HINTERGRUND

Die Region Brandenburg scheint von Wirtschaftsschwäche, Abwanderung und Zersiedelung geprägt zu sein. Dabei stellt sich manchmal die Frage, wie man unter diesen Vorraussetzungen überhaupt Arbeit finden kann. Dennoch entwickeln gerade Menschen in schwierigen Ausgangssituationen oft eigenwillige und ungewöhnliche Überlebensstrategien, denen man so in wirtschaftlich erschlossenen Gebieten nicht unbedingt begegnen würde. Es finden sich sehr vielfältige und höchst unterschiedliche Lebens- und Arbeitsentwürfe. Sie zeichnen sind durch viel Initiative und Einsatz in »Marke Eigenbau« aus und überraschen oft durch ihren eigenwilligen Charme. Die visuelle Gestaltung ist aus zeitlichen und finanziellen Gründen oft hinten angestellt. Hier setze ich an: Ich möchte diese Leute aufsuchen und befragen. Es geht darum herauszufinden, ob ihre Überlebensstrategien wirken, was ihnen an ihrer Arbeit wichtig ist und was sie dafür in Kauf nehmen. Bezogen auf meine Arbeit möchte ich von ihnen wissen, ob sie mit ihrem visuellen Auftritt zufrieden sind, welche Wirkung sie damit erzielen wollen und ob sie dabei Unterstützung brauchen.  Mein eigenes »Geschäft« ist also dankbares Mittel zum Zweck, um diesen Leuten nahe zu kommen, sie zu dokumentieren und ihre Ideen, Wünsche und Vorstellungen zu kommunizieren. Ich kann ihnen ebenfalls etwas »anbieten« und man begegnet sich auf gleicher Ebene: Ansprüche und ein gewisser Existenzdruck sind ähnlich. Dieses Verständnis eröffnet mir die Möglichkeit, über Arbeits- und Identitätssuche beider Seiten zu erfahren. Ich sehe mich selbst dabei nicht als Lösungs- und Antwortgeber, sondern hinterfrage meine eigene Rolle und Funktion als Grafik-Designer: kann ich überhaupt nützlich sein, wofür werde ich gebraucht und welche Kompromisse bin ich bereit dafür einzugehen. Auf der anderen Seite steht die Frage nach der Wertschätzung von Grafikdesign. Es wird interessant sein zu erfahren, was und wie viel meine Auftraggeber bereit sind zu »bezahlen«.
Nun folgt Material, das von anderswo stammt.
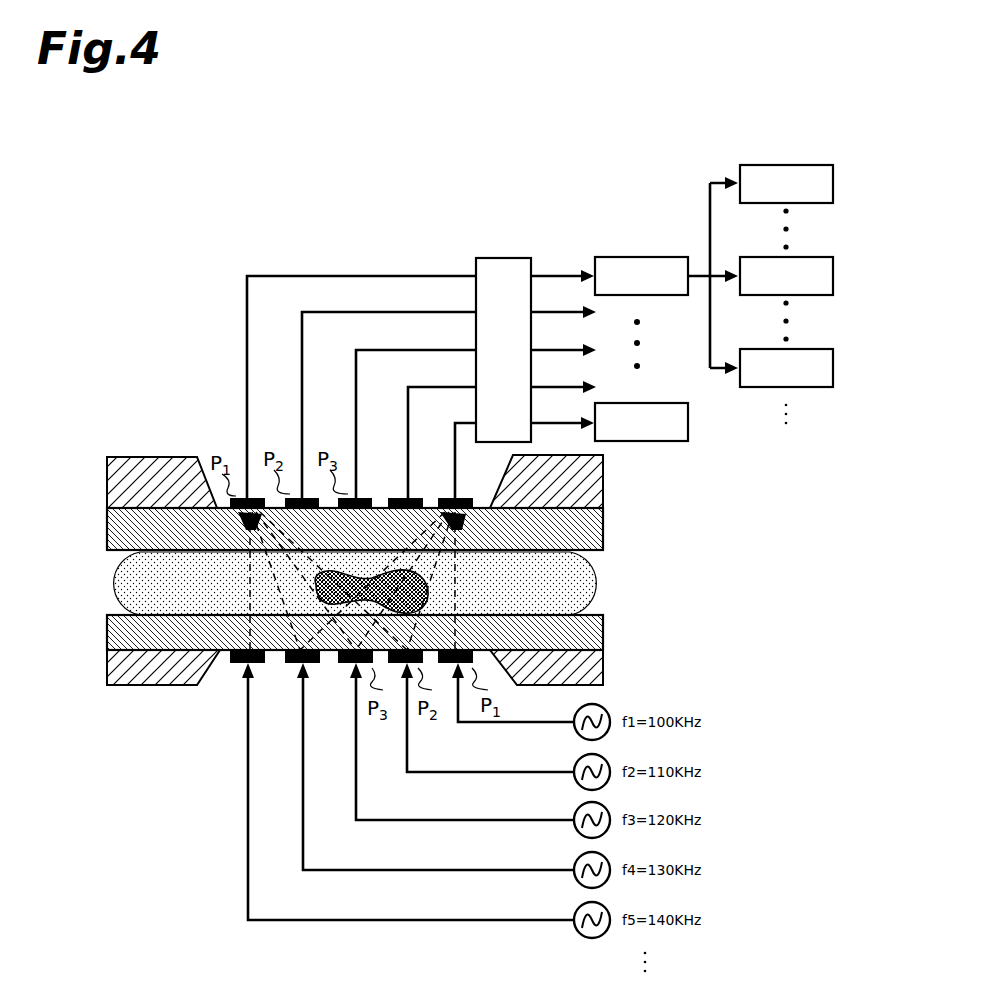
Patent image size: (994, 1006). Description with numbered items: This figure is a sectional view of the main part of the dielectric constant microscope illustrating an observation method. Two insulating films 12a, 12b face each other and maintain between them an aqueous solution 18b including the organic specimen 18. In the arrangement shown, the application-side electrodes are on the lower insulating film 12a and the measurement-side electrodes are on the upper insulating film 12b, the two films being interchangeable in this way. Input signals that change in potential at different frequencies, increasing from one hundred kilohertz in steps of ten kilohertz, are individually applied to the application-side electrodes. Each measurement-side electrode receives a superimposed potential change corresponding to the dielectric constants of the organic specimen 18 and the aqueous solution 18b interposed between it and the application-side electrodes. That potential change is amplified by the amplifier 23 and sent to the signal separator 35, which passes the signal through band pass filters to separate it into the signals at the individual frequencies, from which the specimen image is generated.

The insulating film 12a is at (605, 634).
The insulating film 12b is at (605, 530).
The organic specimen 18 is at (432, 590).
The aqueous solution 18b is at (118, 580).
The amplifier 23 is at (516, 361).
The signal separator 35 is at (606, 212).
Basis des ganzen Projektes bildet ein gegenseitiger Austausch. In gemeinsamer Auseinandersetzung wird versucht, bestehende Ideen weiterzuentwickeln
und umzusetzen, ohne sie ihres eigenen Charakters zu berauben. Es geht darum, eigenen Vorstellungen angemessen zu kommunizieren und nach außen verständlich zu machen. Im Gegenzug findet eine Entlohnung statt, deren Maßstab sich an der allgemein anerkannten Größe Geld orientiert, aber ebenso auf einem Tauschhandel basieren kann. Die Höhe liegt im Ermessen des Auftrag-gebers und orientiert sich an meinem eigenen Bedarf.

Der Vorteil meiner »Unternehmung« besteht darin, dass ich in »Nahversorgung« mobil und spontan auf Nachfrage reagieren und die Leute direkt besuchen
kann. Zusätzlich bleibt mir die Freiheit erhalten, auf meinen Fahrten selbst auf die Suche zu gehen und meinen Radius ständig zu erweitern. Damit kann ich einen vielfältigen und weitreichenden Kundenkreis erreichen. Diese Methode ist
in dieser Region kein neuer Ansatz: Ärzte, Pastoren und Bäckereien machen
sich dieses Prinzip zu nutze und tauchen da auf, wo sie gebraucht werden.
Ich schaffe mir damit eine Arbeitsumgebung, die zwar mitunter etwas mühsam und spartanisch, aber auch erfrischend und abwechslungsreich sein kann: ich arbeite in ländlicher Umgebung, bin aber dennoch nicht abgeschnitten.